Come apparisce anche dalle fonti giuridiche, i Romani ebbero gli stessi principii, che noi oggi abbiamo, rispetto alla inviolabilità della proprietà privata. Infatti se presso di noi lo statuto fondamentale del Regno all' Art. 29 stabilisce per regola generale che « tutte le proprietá, senza alcuna eccezione sono inviolabili» così presso i Romani un numero non indifferente di leggi approdava alla medesima conclusione, che cioè, in omaggio alla inviolabilità della proprietà, nessuno per regola poteva essere costretto a cedere in qualsiasi modo in tutto od in parte i proprii beni. Così disponevano anche le già esaminate leggi, come ad es: la Const. 12 Cod. II Tit. XX; Const. 13 e 14 eod. loc; Const. 3 in fin. Cod. II Tit. III ; Const. 1 Cod. IV Tit. XLIV ed il fr. 2 Dig. XXXVII Tit. XII; fr. 70 Dig. VI Tit. I; fr. 9 Dig. XXV Tit. II.

Però se questa, come dice l'AcCURSIO, era la regola « regulariter hoc accipe » non mancavano però delle eccezioni. I Romani infatti si accorsero che la proprietà individuale non poteva sempre ed in ogni caso essere un diritto assoluto ed inviolabile, ma che talvolta abbisognava che si restringesse, tal altra che si perdesse ancora.
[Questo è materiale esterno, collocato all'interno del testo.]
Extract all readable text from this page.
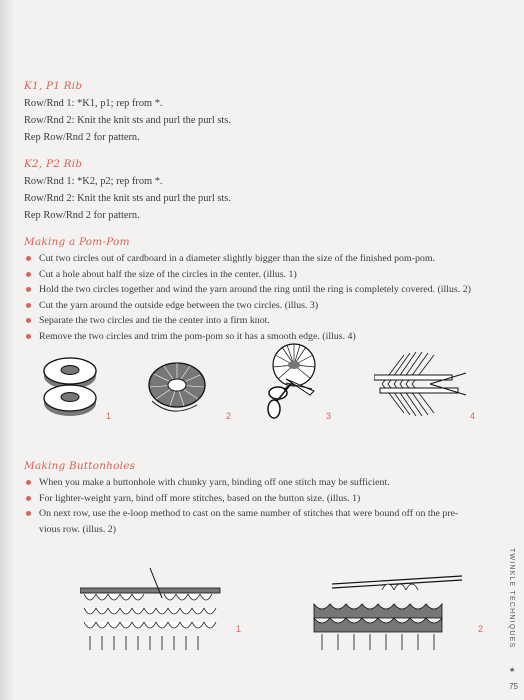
K1, P1 Rib
Row/Rnd 1: *K1, p1; rep from *.
Row/Rnd 2: Knit the knit sts and purl the purl sts.
Rep Row/Rnd 2 for pattern.
K2, P2 Rib
Row/Rnd 1: *K2, p2; rep from *.
Row/Rnd 2: Knit the knit sts and purl the purl sts.
Rep Row/Rnd 2 for pattern.
Making a Pom-Pom
Cut two circles out of cardboard in a diameter slightly bigger than the size of the finished pom-pom.
Cut a hole about half the size of the circles in the center. (illus. 1)
Hold the two circles together and wind the yarn around the ring until the ring is completely covered. (illus. 2)
Cut the yarn around the outside edge between the two circles. (illus. 3)
Separate the two circles and tie the center into a firm knot.
Remove the two circles and trim the pom-pom so it has a smooth edge. (illus. 4)
1	2	3	4
Making Buttonholes
When you make a buttonhole with chunky yarn, binding off one stitch may be sufficient.
For lighter-weight yarn, bind off more stitches, based on the button size. (illus. 1)
On next row, use the e-loop method to cast on the same number of stitches that were bound off on the pre-
vious row. (illus. 2)
1	2	TWINKLE TECHNIQUES
★
75
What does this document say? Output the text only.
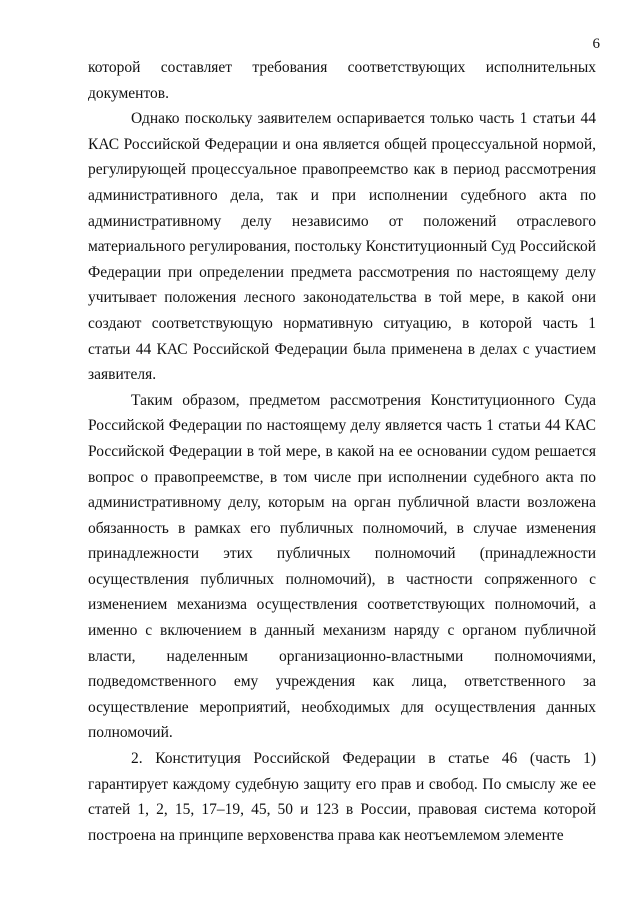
6

которой составляет требования соответствующих исполнительных документов.

Однако поскольку заявителем оспаривается только часть 1 статьи 44 КАС Российской Федерации и она является общей процессуальной нормой, регулирующей процессуальное правопреемство как в период рассмотрения административного дела, так и при исполнении судебного акта по административному делу независимо от положений отраслевого материального регулирования, постольку Конституционный Суд Российской Федерации при определении предмета рассмотрения по настоящему делу учитывает положения лесного законодательства в той мере, в какой они создают соответствующую нормативную ситуацию, в которой часть 1 статьи 44 КАС Российской Федерации была применена в делах с участием заявителя.

Таким образом, предметом рассмотрения Конституционного Суда Российской Федерации по настоящему делу является часть 1 статьи 44 КАС Российской Федерации в той мере, в какой на ее основании судом решается вопрос о правопреемстве, в том числе при исполнении судебного акта по административному делу, которым на орган публичной власти возложена обязанность в рамках его публичных полномочий, в случае изменения принадлежности этих публичных полномочий (принадлежности осуществления публичных полномочий), в частности сопряженного с изменением механизма осуществления соответствующих полномочий, а именно с включением в данный механизм наряду с органом публичной власти, наделенным организационно-властными полномочиями, подведомственного ему учреждения как лица, ответственного за осуществление мероприятий, необходимых для осуществления данных полномочий.

2. Конституция Российской Федерации в статье 46 (часть 1) гарантирует каждому судебную защиту его прав и свобод. По смыслу же ее статей 1, 2, 15, 17–19, 45, 50 и 123 в России, правовая система которой построена на принципе верховенства права как неотъемлемом элементе
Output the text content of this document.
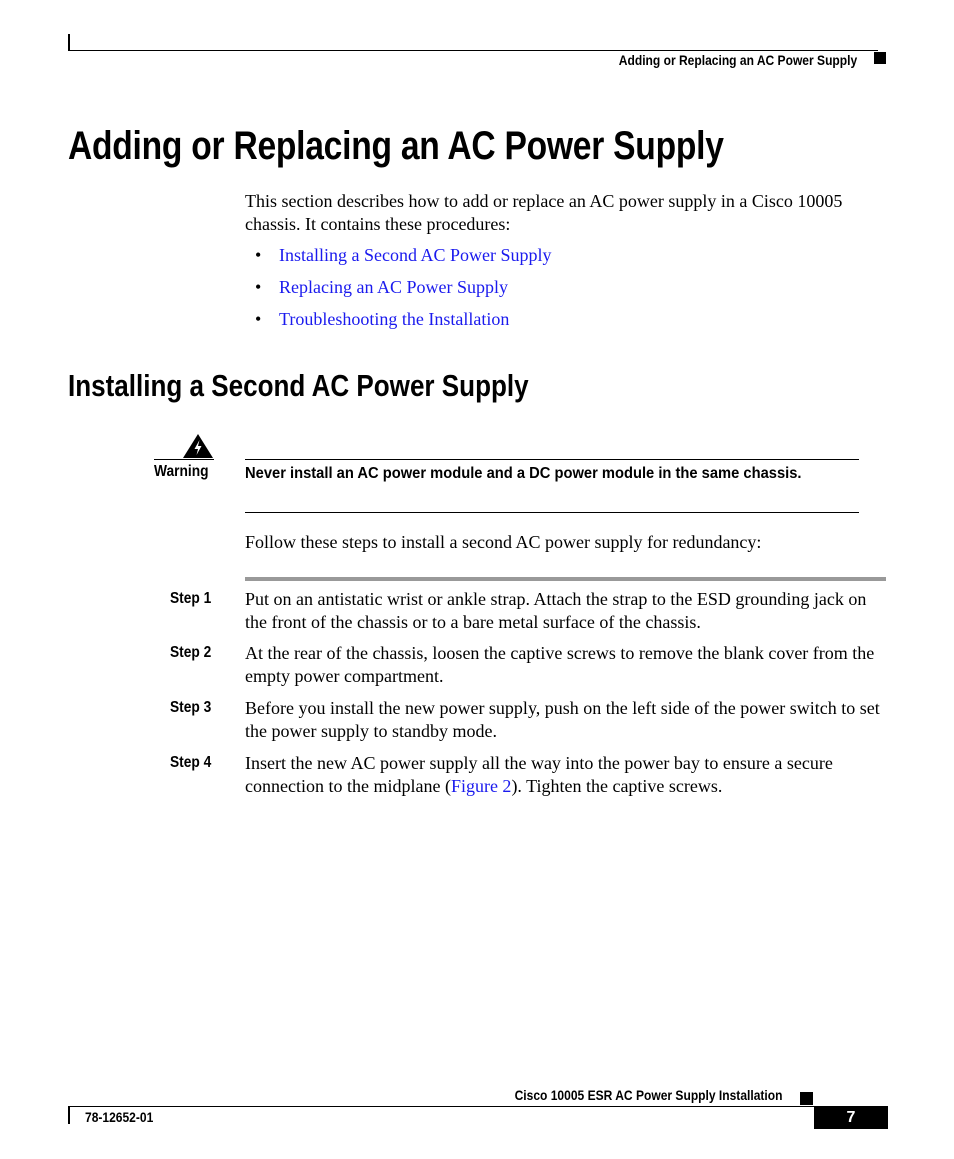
Adding or Replacing an AC Power Supply
Adding or Replacing an AC Power Supply
This section describes how to add or replace an AC power supply in a Cisco 10005 chassis. It contains these procedures:
• Installing a Second AC Power Supply
• Replacing an AC Power Supply
• Troubleshooting the Installation
Installing a Second AC Power Supply
Warning Never install an AC power module and a DC power module in the same chassis.
Follow these steps to install a second AC power supply for redundancy:
Step 1 Put on an antistatic wrist or ankle strap. Attach the strap to the ESD grounding jack on the front of the chassis or to a bare metal surface of the chassis.
Step 2 At the rear of the chassis, loosen the captive screws to remove the blank cover from the empty power compartment.
Step 3 Before you install the new power supply, push on the left side of the power switch to set the power supply to standby mode.
Step 4 Insert the new AC power supply all the way into the power bay to ensure a secure connection to the midplane (Figure 2). Tighten the captive screws.
Cisco 10005 ESR AC Power Supply Installation
78-12652-01	7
Così nacquero le limitazioni della proprietà e la espropriazione da prima per causa di necessità pubblica ed in seguito, forse per sfuggire alle troppo rigorose interpretazioni, anche per causa di pubblica utilità. Laonde il diritto di espropriazione in Roma ebbe per titolo primieramente la necessità, dipoi la utilità pubblica.